KAREN HUBACZ-KILEY (BOND CONSTRUCTION CORP.): Permitting is difficult. You need to be your own best advocate. If you don’t go to Congress, they don’t know what’s going on – and they want to hear from you. They’re the only ones who are going to be able to change that.
MICHAEL JOHNSON (NATIONAL STONE, SAND & GRAVEL ASSOCIATION): Yes, permitting is a huge problem – and it’s only getting worse. At the federal level, we have tried to address that with some changes to federal policy. We are happy that the Senate Environment & Public Works Committee included one federal decision in their recent highway bill – their surface reauthorization that they marked up. That is a good step in the right direction. It passed unanimously out of that committee with a bipartisan vote. You had Republicans and Democrats expressing support for one federal decision. What we found very effective is explaining to lawmakers that the infrastructure money you’re approving and the spending you’re wanting to do to build infrastructure, to do maintenance or even to do new capacity, is not going to go as far because of the permitting process. It costs money. It costs time. It impacts the ability to create jobs, and you feel that impact locally. Once they get that on both sides of the aisle, we see them think about it a little bit differently.

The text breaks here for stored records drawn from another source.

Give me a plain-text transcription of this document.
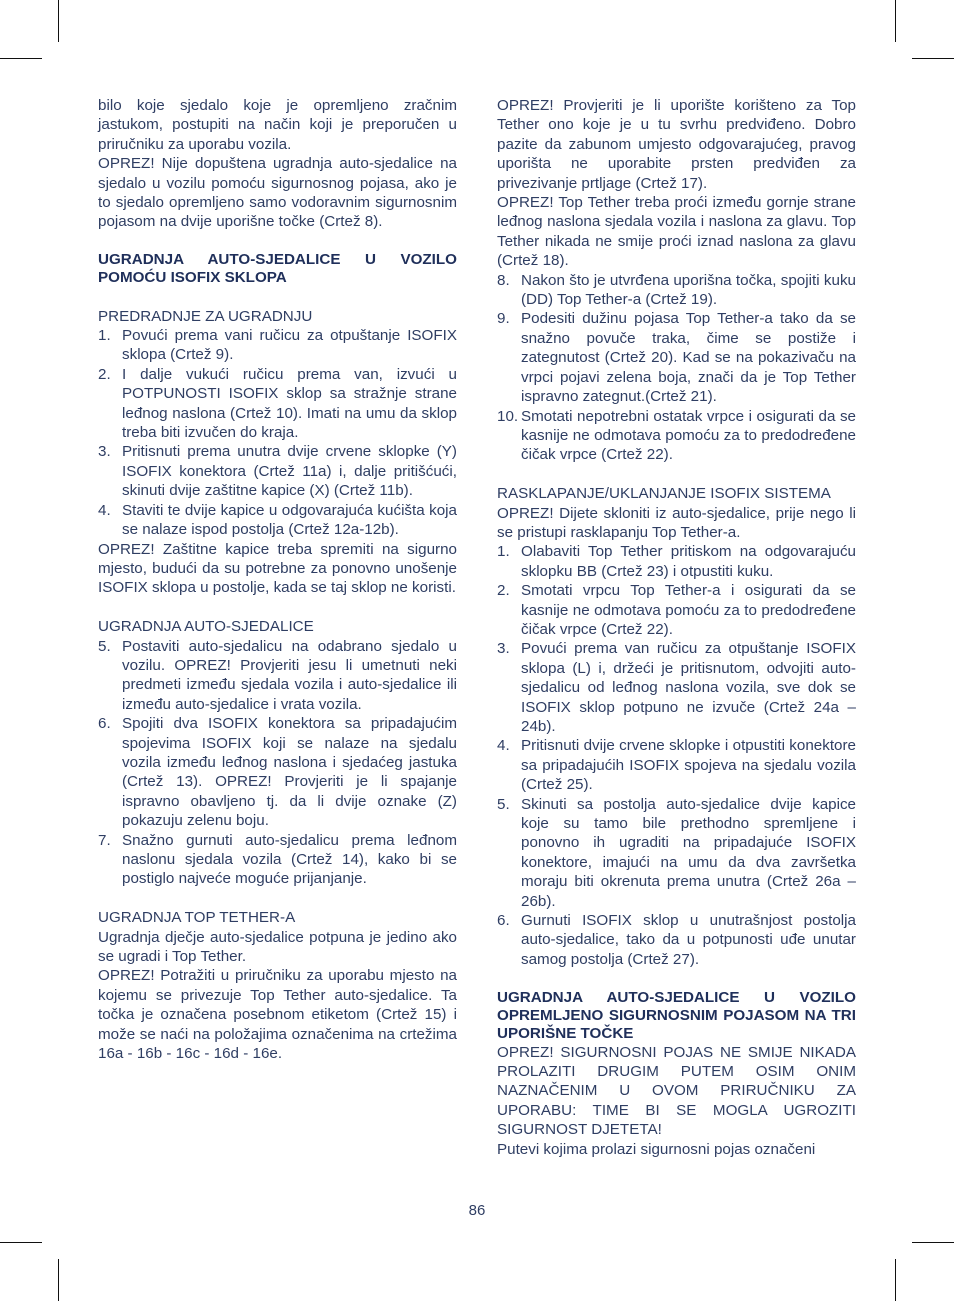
bilo koje sjedalo koje je opremljeno zračnim jastukom, postupiti na način koji je preporučen u priručniku za uporabu vozila.

OPREZ! Nije dopuštena ugradnja auto-sjedalice na sjedalo u vozilu pomoću sigurnosnog pojasa, ako je to sjedalo opremljeno samo vodoravnim sigurnosnim pojasom na dvije uporišne točke (Crtež 8).

UGRADNJA AUTO-SJEDALICE U VOZILO POMOĆU ISOFIX SKLOPA

PREDRADNJE ZA UGRADNJU

1. Povući prema vani ručicu za otpuštanje ISOFIX sklopa (Crtež 9).
2. I dalje vukući ručicu prema van, izvući u POTPUNOSTI ISOFIX sklop sa stražnje strane leđnog naslona (Crtež 10). Imati na umu da sklop treba biti izvučen do kraja.
3. Pritisnuti prema unutra dvije crvene sklopke (Y) ISOFIX konektora (Crtež 11a) i, dalje pritišćući, skinuti dvije zaštitne kapice (X) (Crtež 11b).
4. Staviti te dvije kapice u odgovarajuća kućišta koja se nalaze ispod postolja (Crtež 12a-12b).

OPREZ! Zaštitne kapice treba spremiti na sigurno mjesto, budući da su potrebne za ponovno unošenje ISOFIX sklopa u postolje, kada se taj sklop ne koristi.

UGRADNJA AUTO-SJEDALICE

5. Postaviti auto-sjedalicu na odabrano sjedalo u vozilu. OPREZ! Provjeriti jesu li umetnuti neki predmeti između sjedala vozila i auto-sjedalice ili između auto-sjedalice i vrata vozila.
6. Spojiti dva ISOFIX konektora sa pripadajućim spojevima ISOFIX koji se nalaze na sjedalu vozila između leđnog naslona i sjedaćeg jastuka (Crtež 13). OPREZ! Provjeriti je li spajanje ispravno obavljeno tj. da li dvije oznake (Z) pokazuju zelenu boju.
7. Snažno gurnuti auto-sjedalicu prema leđnom naslonu sjedala vozila (Crtež 14), kako bi se postiglo najveće moguće prijanjanje.

UGRADNJA TOP TETHER-A

Ugradnja dječje auto-sjedalice potpuna je jedino ako se ugradi i Top Tether.

OPREZ! Potražiti u priručniku za uporabu mjesto na kojemu se privezuje Top Tether auto-sjedalice. Ta točka je označena posebnom etiketom (Crtež 15) i može se naći na položajima označenima na crtežima 16a - 16b - 16c - 16d - 16e.

OPREZ! Provjeriti je li uporište korišteno za Top Tether ono koje je u tu svrhu predviđeno. Dobro pazite da zabunom umjesto odgovarajućeg, pravog uporišta ne uporabite prsten predviđen za privezivanje prtljage (Crtež 17).

OPREZ! Top Tether treba proći između gornje strane leđnog naslona sjedala vozila i naslona za glavu. Top Tether nikada ne smije proći iznad naslona za glavu (Crtež 18).

8. Nakon što je utvrđena uporišna točka, spojiti kuku (DD) Top Tether-a (Crtež 19).
9. Podesiti dužinu pojasa Top Tether-a tako da se snažno povuče traka, čime se postiže i zategnutost (Crtež 20). Kad se na pokazivaču na vrpci pojavi zelena boja, znači da je Top Tether ispravno zategnut.(Crtež 21).
10. Smotati nepotrebni ostatak vrpce i osigurati da se kasnije ne odmotava pomoću za to predodređene čičak vrpce (Crtež 22).

RASKLAPANJE/UKLANJANJE ISOFIX SISTEMA

OPREZ! Dijete skloniti iz auto-sjedalice, prije nego li se pristupi rasklapanju Top Tether-a.

1. Olabaviti Top Tether pritiskom na odgovarajuću sklopku BB (Crtež 23) i otpustiti kuku.
2. Smotati vrpcu Top Tether-a i osigurati da se kasnije ne odmotava pomoću za to predodređene čičak vrpce (Crtež 22).
3. Povući prema van ručicu za otpuštanje ISOFIX sklopa (L) i, držeći je pritisnutom, odvojiti auto-sjedalicu od leđnog naslona vozila, sve dok se ISOFIX sklop potpuno ne izvuče (Crtež 24a – 24b).
4. Pritisnuti dvije crvene sklopke i otpustiti konektore sa pripadajućih ISOFIX spojeva na sjedalu vozila (Crtež 25).
5. Skinuti sa postolja auto-sjedalice dvije kapice koje su tamo bile prethodno spremljene i ponovno ih ugraditi na pripadajuće ISOFIX konektore, imajući na umu da dva završetka moraju biti okrenuta prema unutra (Crtež 26a – 26b).
6. Gurnuti ISOFIX sklop u unutrašnjost postolja auto-sjedalice, tako da u potpunosti uđe unutar samog postolja (Crtež 27).
UGRADNJA AUTO-SJEDALICE U VOZILO OPREMLJENO SIGURNOSNIM POJASOM NA TRI UPORIŠNE TOČKE

OPREZ! SIGURNOSNI POJAS NE SMIJE NIKADA PROLAZITI DRUGIM PUTEM OSIM ONIM NAZNAČENIM U OVOM PRIRUČNIKU ZA UPORABU: TIME BI SE MOGLA UGROZITI SIGURNOST DJETETA!

Putevi kojima prolazi sigurnosni pojas označeni

86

JONATHAN HART (WASHINGTON ROCK QUARRIES): At one time, if you knew who was involved in the permitting process and knew the players down at the local level, you were able to get some traction. Now, you could send an email, maybe make a phone call to tell them: ‘Hey, we need this done, and we need it done sooner rather than later.’ But they’re all working from home. With the permitting process, timeframes have doubled and tripled just to get simple permits. We tried to get a permit to harvest timber to clear off some property on our site. Normally, that’s a two- or three-week process. You pay a fee and you’re good to go. Now, ‘this guy’ is working from home, ‘that guy’ is working from home, ‘this person’ is working from home – and they all have to communicate. And it turns into this email chain where each email adds five days onto the permitting process. You end up two months later on and you still don’t have a permit.

AHMED HELMY (TANDEM PRODUCTS): We’re a manufacturer of polyurethane, and we learned a lot about ourselves last year in terms of what our people are capable of. That was really outstanding. Obviously, there was a decrease in travel, which showed how resilient our distribution channel is and our customers are. So we learned a lot about ourselves last year. But going into this year, we had to make a lot of decisions in terms of budgeting, marketing and travel. One of the things I wanted to come here to do is learn about what others are looking at in terms of what is sustainable in terms of what we learned.
VINNIE ROCCO (AMCAST): 2020 obviously was not a great year, but it provided a unique opportunity to focus ‘backwards’ for a moment on your business – on efficiency, on whether or not you have to go and see a customer right off the bat. Maybe you can have a couple of Zooms. We learned to leverage Microsoft Teams quite a bit. So it was a unique opportunity to reflect inward and see where we could be more efficient.